An efficient combination of public funds with money and expertise of private investors was the guiding idea of Piotr Gębala and Piotr Ćwik. Seven years ago, they were entrusted with organising the National Capital Fund (KFK) from scratch. The Fund’s task was to create, together with private investors, venture capital funds managed by experienced teams of specialists that would invest in innovative micro, small and medium-sized start-ups.
The Israeli Yozma fund, regarded as the symbol of innovation success of Israel, has been created based on similar principles. It is worth mentioning that another fund, Inbal, has also been created in that country. Whilst Yozma has been managed by market specialists and operated according to purely commercial principles, Inbal has been overregulated and burdened with administrative requirements , with officials becoming involved in the decision-making process related to investments. While the former is commonly regarded as a spectacular success, the latter is not less spectacular failure.
The National Capital Fund, having at its disposal public funds from the Innovative Economy Operational Programme, the Swiss-Polish Cooperation Programme and the State budget, established 16 funds in cooperation with private investors. Their total equity amounts to over PLN 1 billion, half of which are public funds. So far, those funds have invested in 30 innovative companies.
The amount of capital raised by the funds created by the National Capital Fund is definitely impressive. However, if the mechanism is to have a real impact on the level of innovation in Poland, it should be replicated by many subsequent funds, so as to invest tens of billions zlotys in total.
Unused potential of Open Pension Funds
Despite an influx of funds, genuinely innovative companies have difficulties in acquiring capital for development. It is a curiosity that at the same time the representatives of venture capital funds consider finding an attractive investment opportunity a problem. Piotr Moncarz absolutely disagrees with this opinion.

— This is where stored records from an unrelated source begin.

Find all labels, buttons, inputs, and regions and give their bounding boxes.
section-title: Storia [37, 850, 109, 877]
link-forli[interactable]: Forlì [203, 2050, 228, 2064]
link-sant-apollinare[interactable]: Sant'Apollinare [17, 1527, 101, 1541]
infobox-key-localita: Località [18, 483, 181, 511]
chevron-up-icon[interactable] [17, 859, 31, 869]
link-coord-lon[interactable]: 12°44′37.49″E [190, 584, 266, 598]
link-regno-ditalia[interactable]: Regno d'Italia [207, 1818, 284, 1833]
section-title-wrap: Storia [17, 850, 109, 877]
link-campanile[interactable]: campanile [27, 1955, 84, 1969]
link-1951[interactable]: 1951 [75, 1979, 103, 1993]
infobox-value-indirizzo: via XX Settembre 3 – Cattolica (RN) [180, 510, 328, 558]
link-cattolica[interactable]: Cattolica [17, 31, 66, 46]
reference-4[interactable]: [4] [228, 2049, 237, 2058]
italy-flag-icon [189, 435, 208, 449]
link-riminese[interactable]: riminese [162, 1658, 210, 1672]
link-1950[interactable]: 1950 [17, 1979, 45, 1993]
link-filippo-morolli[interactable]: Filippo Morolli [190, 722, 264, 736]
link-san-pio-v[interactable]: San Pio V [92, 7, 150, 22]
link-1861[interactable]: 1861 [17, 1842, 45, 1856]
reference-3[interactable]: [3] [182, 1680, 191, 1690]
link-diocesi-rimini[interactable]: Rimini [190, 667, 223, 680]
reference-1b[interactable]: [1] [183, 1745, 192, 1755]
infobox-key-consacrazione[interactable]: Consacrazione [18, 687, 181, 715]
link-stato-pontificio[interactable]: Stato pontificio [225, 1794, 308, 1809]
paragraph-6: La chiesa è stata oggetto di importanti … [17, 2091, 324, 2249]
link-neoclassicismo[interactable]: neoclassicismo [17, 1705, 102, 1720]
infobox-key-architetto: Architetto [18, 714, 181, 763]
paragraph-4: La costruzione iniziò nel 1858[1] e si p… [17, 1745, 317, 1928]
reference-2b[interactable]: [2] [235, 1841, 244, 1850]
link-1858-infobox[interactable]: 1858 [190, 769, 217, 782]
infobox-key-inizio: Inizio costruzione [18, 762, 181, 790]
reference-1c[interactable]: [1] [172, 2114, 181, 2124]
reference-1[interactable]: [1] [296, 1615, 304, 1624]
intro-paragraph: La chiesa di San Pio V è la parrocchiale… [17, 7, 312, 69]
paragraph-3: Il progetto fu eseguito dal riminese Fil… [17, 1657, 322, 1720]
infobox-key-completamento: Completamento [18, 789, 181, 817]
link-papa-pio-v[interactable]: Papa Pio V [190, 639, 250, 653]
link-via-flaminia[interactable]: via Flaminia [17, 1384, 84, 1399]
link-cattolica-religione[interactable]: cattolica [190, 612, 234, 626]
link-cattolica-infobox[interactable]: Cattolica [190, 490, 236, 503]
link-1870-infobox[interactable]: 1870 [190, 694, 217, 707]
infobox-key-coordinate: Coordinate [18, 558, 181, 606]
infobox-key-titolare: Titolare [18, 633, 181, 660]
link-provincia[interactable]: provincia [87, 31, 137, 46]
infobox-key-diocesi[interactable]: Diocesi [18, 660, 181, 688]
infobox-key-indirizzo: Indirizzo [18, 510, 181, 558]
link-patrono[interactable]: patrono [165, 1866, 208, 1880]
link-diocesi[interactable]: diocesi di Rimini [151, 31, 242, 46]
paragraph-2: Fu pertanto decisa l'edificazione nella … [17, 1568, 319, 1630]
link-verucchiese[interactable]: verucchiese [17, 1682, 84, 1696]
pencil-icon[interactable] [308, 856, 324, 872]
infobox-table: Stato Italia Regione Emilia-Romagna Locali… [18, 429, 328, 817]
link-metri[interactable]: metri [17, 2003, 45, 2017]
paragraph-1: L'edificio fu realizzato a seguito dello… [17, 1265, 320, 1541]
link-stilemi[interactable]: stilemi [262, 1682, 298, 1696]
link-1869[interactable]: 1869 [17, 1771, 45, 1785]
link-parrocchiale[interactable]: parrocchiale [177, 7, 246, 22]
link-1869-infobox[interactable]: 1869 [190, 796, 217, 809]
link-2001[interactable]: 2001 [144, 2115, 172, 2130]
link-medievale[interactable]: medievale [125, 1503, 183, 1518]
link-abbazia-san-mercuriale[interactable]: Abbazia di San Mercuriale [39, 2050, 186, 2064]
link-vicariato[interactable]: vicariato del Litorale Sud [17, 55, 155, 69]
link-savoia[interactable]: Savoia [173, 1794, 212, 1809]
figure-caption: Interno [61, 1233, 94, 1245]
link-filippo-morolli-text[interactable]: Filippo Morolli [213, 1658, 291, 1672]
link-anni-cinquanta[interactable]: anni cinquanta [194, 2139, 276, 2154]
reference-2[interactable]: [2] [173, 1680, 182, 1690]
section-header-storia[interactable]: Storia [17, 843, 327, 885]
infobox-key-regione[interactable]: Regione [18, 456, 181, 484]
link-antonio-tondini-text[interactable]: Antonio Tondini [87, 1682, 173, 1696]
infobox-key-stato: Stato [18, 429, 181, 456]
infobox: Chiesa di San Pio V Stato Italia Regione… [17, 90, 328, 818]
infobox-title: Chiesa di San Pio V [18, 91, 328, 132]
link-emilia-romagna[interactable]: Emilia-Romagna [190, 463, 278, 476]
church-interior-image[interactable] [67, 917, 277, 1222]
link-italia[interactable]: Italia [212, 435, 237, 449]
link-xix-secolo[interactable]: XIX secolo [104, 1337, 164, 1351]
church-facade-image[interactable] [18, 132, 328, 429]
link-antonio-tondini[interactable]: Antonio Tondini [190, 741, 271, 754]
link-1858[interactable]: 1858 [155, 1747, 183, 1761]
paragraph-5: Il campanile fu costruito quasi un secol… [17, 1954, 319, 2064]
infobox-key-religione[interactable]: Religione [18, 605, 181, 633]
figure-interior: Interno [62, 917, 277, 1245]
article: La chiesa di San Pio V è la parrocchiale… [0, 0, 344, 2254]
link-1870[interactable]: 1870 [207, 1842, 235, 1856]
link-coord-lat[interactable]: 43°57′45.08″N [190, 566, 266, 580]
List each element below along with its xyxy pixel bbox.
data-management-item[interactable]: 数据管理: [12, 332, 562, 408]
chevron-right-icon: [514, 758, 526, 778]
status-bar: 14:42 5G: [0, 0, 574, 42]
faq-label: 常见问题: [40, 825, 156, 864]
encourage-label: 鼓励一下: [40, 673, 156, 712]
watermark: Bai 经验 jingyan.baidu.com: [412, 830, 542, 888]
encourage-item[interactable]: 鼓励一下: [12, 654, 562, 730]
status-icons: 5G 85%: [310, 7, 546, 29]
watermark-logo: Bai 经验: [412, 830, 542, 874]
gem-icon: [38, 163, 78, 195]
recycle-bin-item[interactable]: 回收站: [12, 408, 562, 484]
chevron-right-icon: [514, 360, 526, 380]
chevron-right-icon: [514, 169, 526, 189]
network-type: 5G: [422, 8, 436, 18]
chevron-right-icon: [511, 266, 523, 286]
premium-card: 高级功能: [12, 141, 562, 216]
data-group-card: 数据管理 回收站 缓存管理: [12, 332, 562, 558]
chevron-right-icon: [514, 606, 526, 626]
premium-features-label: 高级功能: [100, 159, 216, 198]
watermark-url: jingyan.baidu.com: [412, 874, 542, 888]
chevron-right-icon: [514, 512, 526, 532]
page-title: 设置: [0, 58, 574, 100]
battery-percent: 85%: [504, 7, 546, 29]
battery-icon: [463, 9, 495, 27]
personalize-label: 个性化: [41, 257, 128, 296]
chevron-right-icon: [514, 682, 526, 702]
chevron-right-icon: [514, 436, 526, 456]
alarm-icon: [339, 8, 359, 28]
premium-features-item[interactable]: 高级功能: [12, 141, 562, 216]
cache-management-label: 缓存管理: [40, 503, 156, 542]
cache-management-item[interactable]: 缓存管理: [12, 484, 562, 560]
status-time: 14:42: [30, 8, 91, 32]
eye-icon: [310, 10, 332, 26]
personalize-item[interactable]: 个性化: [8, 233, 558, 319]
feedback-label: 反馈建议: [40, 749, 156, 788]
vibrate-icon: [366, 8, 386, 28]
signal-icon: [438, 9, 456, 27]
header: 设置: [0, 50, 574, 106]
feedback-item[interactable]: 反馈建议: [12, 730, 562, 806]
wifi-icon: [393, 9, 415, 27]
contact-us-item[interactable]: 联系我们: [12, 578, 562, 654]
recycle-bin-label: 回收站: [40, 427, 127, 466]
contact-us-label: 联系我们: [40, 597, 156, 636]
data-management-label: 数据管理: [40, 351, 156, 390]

‘When I travel Poland, I regularly encounter intellectual storms being a quarter-step away from launching promising companies,’ said professor Moncarz.
In his opinion, the problem may lie in the evolution of venture capital funds over the decades. In the past, they were mainly established by engineers who had already achieved financial success. They understood the intentions of other engineers working on innovative ideas well and had better instincts for the commercial potential of inventions.
In modern venture capital funds, the key role is played by financiers who use the services of external advisors, which affects their decisions.
Anna Hejka is also of the opinion that the problem lies in a deficit of capital rather than of good business ideas.
‘A great deal of incubators and funds have already been set up in Poland. However, there are still too few. Moreover, this is a relatively new activity in Poland and not all of those institutions function in an optimal way. Still, there is no capital for many creative and enterprising Poles,’ said Anna Hejka.
In her opinion, the funds raised by Open Pension Funds could be used to finance investments in innovations. She cites the example of the United States, where 30% of capital for the development of innovations comes from pension funds. In Poland, Open Pension Funds having the assets of almost PLN 100 billion do not invest in innovations at all. Yet, if they allocated only 5% of their assets for this purpose, additional capital of almost PLN 5 billion would be available for such investments.
The postulates of entrepreneurs and private investors are not a breakthrough. These are relatively simple formulas based on making effective use of expertise, experience, energy, contacts and the capital of private investors in combination with funds which public institutions may have at their disposal.
In Poland, however, it resembles an attempt to combine water and fire in harmony. The tool that could reforge the caution of officials and the energy of entrepreneurs into an efficient innovation policy still awaits discovery.